Edited
Chapter 3 - A pair of very yellow eyes
I hum softly to the music blaring from my speakers, one of the few items left out of the piled boxes that I've been stacking in the corner.
Sighing, I reach for the next pair of skinny jeans folded and ready to return to the box Mum labelled 'clothes' the red marker now resembling a dull, faded pink. The corners of the haggard, over used box curl overlooking seconds away from crumbling into dust.
The silence in the house is deafening as I grab another pair of jeans. Mum left a little while ago to pick Casey up from her last day of school so naturally I'm left on my own in the house and honestly it makes no difference. I've been on house arrest for the whole week and the only time I managed to sneak out was late at night for patrol, searching for the scouts Ethan warned me about. I release a long sigh... which as of yet has been nothing.
I'm worried, it's way too quiet.
I'm literally on edge and I'm definitely expecting a full-on attack; I'm just hoping to God that I manage to get Mum and Casey out the house before it takes place.

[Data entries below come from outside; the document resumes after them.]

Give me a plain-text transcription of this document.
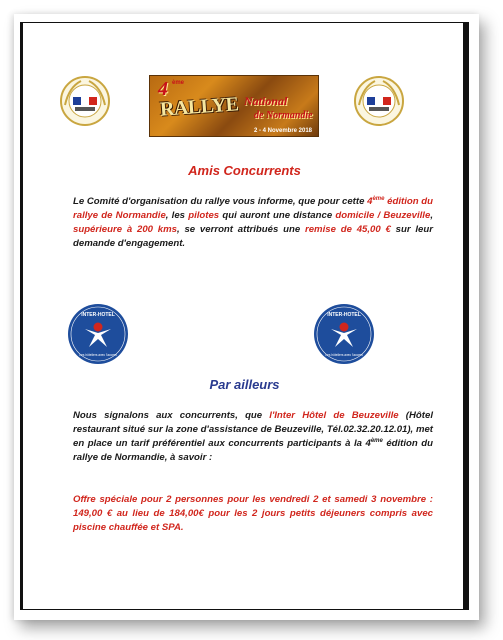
4 ème
RALLYE National
de Normandie
2 - 4 Novembre 2018
Amis Concurrents
Le Comité d'organisation du rallye vous informe, que pour cette 4ème édition du rallye de Normandie, les pilotes qui auront une distance domicile / Beuzeville, supérieure à 200 kms, se verront attribués une remise de 45,00 € sur leur demande d'engagement.
INTER-HOTEL
Les hôteliers avec l'accent
INTER-HOTEL
Les hôteliers avec l'accent
Par ailleurs
Nous signalons aux concurrents, que l'Inter Hôtel de Beuzeville (Hôtel restaurant situé sur la zone d'assistance de Beuzeville, Tél.02.32.20.12.01), met en place un tarif préférentiel aux concurrents participants à la 4ème édition du rallye de Normandie, à savoir :
Offre spéciale pour 2 personnes pour les vendredi 2 et samedi 3 novembre : 149,00 € au lieu de 184,00€ pour les 2 jours petits déjeuners compris avec piscine chauffée et SPA.
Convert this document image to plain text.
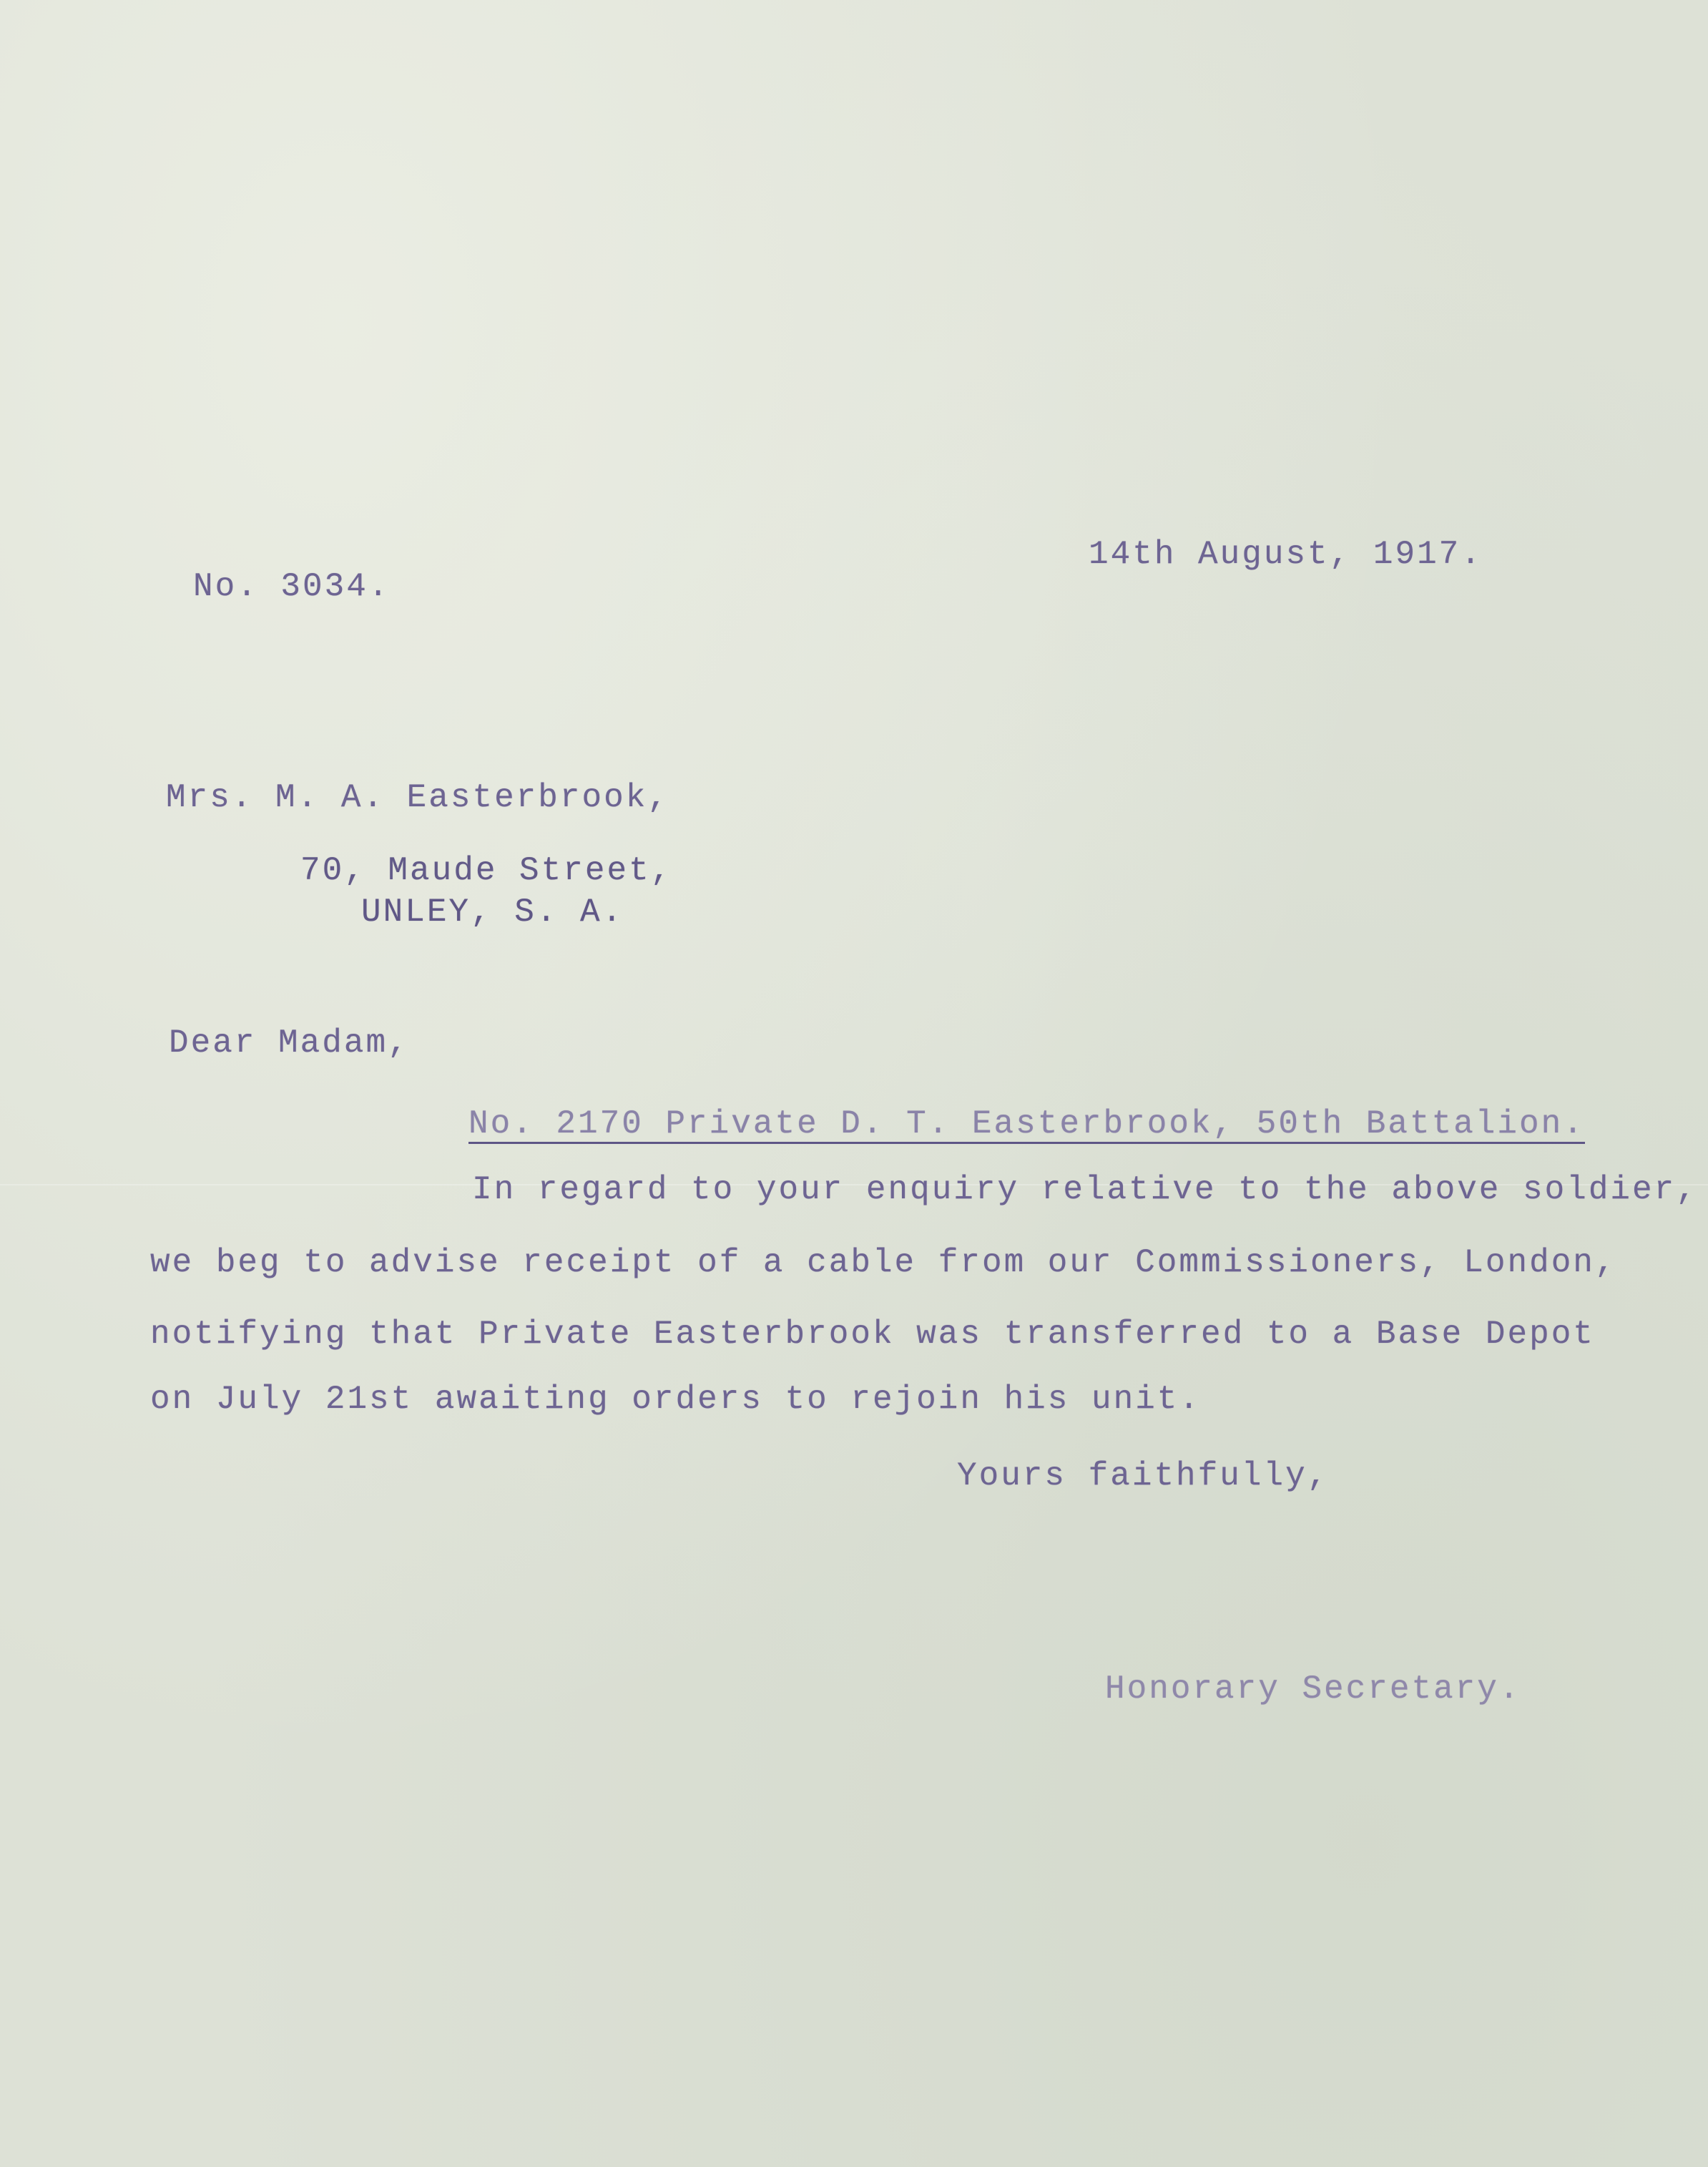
No. 3034.
14th August, 1917.
Mrs. M. A. Easterbrook,
70, Maude Street,
UNLEY, S. A.
Dear Madam,
No. 2170 Private D. T. Easterbrook, 50th Battalion.
In regard to your enquiry relative to the above soldier,
we beg to advise receipt of a cable from our Commissioners, London,
notifying that Private Easterbrook was transferred to a Base Depot
on July 21st awaiting orders to rejoin his unit.
Yours faithfully,
Honorary Secretary.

It doesn't help, Mum and I are barely on speaking terms and the only source of sound in this god forsaken house is from the excitable, ball of energy known as Casey when she's home...
It's been a long week.
Rubbing my throbbing head, I stretch my cramped legs in front of me, relieving the pins and needles travelling up them. Groaning, I half shuffle, half drag myself to my stereo to turn it down, the pins and needles increasing as the blood manages to circulate. Ouch! God, this hurts worse than stubbing my toe and that normally feels like dropping a brick on my foot!
Managing to successfully turn my music down I half hobble, half stumble back towards my boxes and place another item of clothing into the already crammed, over flowing box. It's been a week since the letter and being expelled from what felt like the thousandth school in my life time. A week since Ethan phoned me with news of the Rogues coming my way.
I brush a tired hand over my face; I'd be lying if I said I'm not on edge. I jump at any sudden sound or movement and more than twice almost pulled a knife out on the postman! Oh, and let's not forget the time I almost decapitated our neighbour's cat last Tuesday. Poor things stayed inside since the incident.
My bad.
My excuses are becoming ridiculous now. Mums getting suspicious, I know she's noticed my increased jumpiness and tension. She's been watching me intensely and at times I swear I hear her having hushed conversations on the phone to someone.
The longer I keep her in the dark the more dangerous this gets for both her and Casey... but how am I supposed to tell her any of this without exposing us to more danger? I've been over it a thousand times before, at the moment they're safe because they are oblivious. If they knew what was going on Mum would be moving us without reason, creating a pattern that someone was bound to pick up on, there are wolves everywhere, if I popped up at different schools for no reason, they would be suspicious. They would start looking into it and Mum could accidently out us, they would wipe our memories to try and protect their precious anonymity and we'd be easy pickings for the rogues. Everything I've done so far would be for nothing. Plus telling Mum now... she'd freak, probably try to get me help thinking I'm crazy and we'd end up with the same conclusion oblivious and dead. As much as they like to pretend Packs don't care about the lives of humans, one wrong step and our Government and the Packs would be on us – anything that threatened the secrecy of the darker side of this world had to be dealt with immediately. I've seen it before. It is not a risk I can take.